Comme j’aime le cinéma, je ne résiste pas à illustrer cela par un exemple tiré du second opus du Seigneur des Anneaux. Alors que la forteresse d’Helm tombe, que la bataille tourne à l’avantage de l’ennemi, les hommes semblent terrassés, le roi désemparé. Il en est un qui se souvient de la promesse de Gandalf : « Attendez ma venue aux premières lueurs du cinquième jour, à l’aube regardez à l’Est ». Confiant dans les paroles du Magicien, ils se lancent dans la bataille. Paraît alors, dans la lumière naissante, le magicien venu soutenir les assiégés. Dans cette scène le désir d’être sauvé, d’être libéré, est bien réel. Du côté du soleil levant dans une grande lumière apparaît alors, celui qui, pour toute la cité assiégée, va devenir un vrai libérateur. Et nous, désirons-nous fermement vivre de cette lumière ?

Faire un pas dans la foi avec lui, faire un pas vers le ciel, dans la confiance !

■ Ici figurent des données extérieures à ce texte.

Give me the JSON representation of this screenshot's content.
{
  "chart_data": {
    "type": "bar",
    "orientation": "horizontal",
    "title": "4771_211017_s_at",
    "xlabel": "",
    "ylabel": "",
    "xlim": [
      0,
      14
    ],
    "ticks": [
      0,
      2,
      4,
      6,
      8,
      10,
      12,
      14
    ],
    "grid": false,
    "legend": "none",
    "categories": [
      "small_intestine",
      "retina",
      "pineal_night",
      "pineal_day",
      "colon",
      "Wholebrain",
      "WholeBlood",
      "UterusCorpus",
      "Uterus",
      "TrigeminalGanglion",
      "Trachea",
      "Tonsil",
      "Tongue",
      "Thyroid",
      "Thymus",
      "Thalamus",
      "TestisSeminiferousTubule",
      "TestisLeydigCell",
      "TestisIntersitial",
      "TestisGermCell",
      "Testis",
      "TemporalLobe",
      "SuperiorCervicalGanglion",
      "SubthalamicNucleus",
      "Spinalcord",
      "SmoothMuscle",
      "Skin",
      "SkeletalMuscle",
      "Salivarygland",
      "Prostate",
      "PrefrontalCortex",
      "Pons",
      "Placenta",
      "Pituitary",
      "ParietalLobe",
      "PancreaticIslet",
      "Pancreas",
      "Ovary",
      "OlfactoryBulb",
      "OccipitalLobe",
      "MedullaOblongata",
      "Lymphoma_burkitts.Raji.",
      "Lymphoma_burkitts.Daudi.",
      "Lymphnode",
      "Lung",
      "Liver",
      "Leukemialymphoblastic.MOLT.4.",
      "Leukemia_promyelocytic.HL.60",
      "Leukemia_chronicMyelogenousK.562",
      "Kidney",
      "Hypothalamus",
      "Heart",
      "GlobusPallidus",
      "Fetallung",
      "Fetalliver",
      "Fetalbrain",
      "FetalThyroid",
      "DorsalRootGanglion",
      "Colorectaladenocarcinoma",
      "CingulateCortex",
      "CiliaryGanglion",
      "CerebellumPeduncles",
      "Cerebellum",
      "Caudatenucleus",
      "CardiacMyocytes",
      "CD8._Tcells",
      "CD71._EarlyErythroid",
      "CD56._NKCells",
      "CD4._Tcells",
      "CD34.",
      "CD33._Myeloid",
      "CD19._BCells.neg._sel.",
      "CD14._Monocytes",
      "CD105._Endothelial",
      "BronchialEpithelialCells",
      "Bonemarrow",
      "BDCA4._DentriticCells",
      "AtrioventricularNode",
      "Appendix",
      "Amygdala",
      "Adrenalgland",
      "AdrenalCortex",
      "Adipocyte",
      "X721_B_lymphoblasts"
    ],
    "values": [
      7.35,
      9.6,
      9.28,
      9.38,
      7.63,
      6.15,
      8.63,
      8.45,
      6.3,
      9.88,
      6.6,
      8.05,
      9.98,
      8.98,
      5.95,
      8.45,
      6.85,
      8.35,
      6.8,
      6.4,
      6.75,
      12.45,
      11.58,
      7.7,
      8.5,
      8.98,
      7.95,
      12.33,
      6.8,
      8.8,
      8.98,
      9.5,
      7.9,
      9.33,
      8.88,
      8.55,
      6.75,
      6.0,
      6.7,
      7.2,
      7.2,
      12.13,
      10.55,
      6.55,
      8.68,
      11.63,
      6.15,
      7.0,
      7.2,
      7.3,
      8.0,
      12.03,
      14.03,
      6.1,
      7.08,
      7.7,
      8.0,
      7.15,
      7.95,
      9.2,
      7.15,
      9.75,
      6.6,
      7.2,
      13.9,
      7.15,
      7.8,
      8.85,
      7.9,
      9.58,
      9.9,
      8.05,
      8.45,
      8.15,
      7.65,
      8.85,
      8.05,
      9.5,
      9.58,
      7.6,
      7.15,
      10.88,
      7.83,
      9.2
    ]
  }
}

L’enjeu pour nous vieux chrétiens, et pour vous catéchumènes, c’est finalement de faire un pas de plus avec le Christ et vers le Christ pendant ce Carême. Abraham est invité en découvrant la terre promise à faire un pas de plus dans la confiance en Dieu. À Pierre, Jacques et Jean, Jésus ne donne pas de voir tout de suite la gloire de Thabor, ils les invite à le suivre sur la montagne, à faire un pas. La vie chrétienne est faite de ces petits pas. Quand vous courez un marathon, vous êtes heureux et soulagé de voir les étapes : 5 km, 10 km… De la même manière notre vie chrétienne est faite de ces petits pas de confiance en Dieu tout en re-fixant le but : « Les yeux fixés sur Jésus-Christ entrons dans le combat de Dieu ». Le but de notre vie, le but de notre Carême, le but de nos efforts, et pour vous le but de votre préparation au baptême, n’est autre que d’être davantage conforme à notre vocation de « citoyens de cieux ». Combien d’entre nous, en contemplant cet Évangile se sont rappelés cette vérité fondamentale : notre cité se trouve dans les cieux ? Nous sommes promis à la gloire à venir. Cette transformation ne se fait pas en un instant. Elle comprend le temps du désert où Dieu semble se cacher, le temps de combat intérieur, le temps de la croix pour à terme goûter au temps de la joie ! Elle nous demande de mettre un pied devant l’autre, en gardant l’objectif : le Christ !

En ce dimanche, frères et sœurs, réjouissons-nous donc de contempler déjà les arrhes du salut pascal. Cette scène de la transfiguration, de même que le désir de nos frères catéchumènes, nous rappelle le but de notre sainte quarantaine : la vie avec Dieu, en Dieu et pour Dieu. La présence du Christ qui donne sens à nos vies. N’ayons pas peur de renouveler notre désir de vivre comme cela. Et choisissons pour notre semaine, comme Abraham ou comme Pierre, de faire avec Jésus un petit pas dans la confiance en Dieu. « Les yeux fixés sur Jésus Christ, entrons dans le combat de Dieu », nous sommes promis à la gloire du Royaume.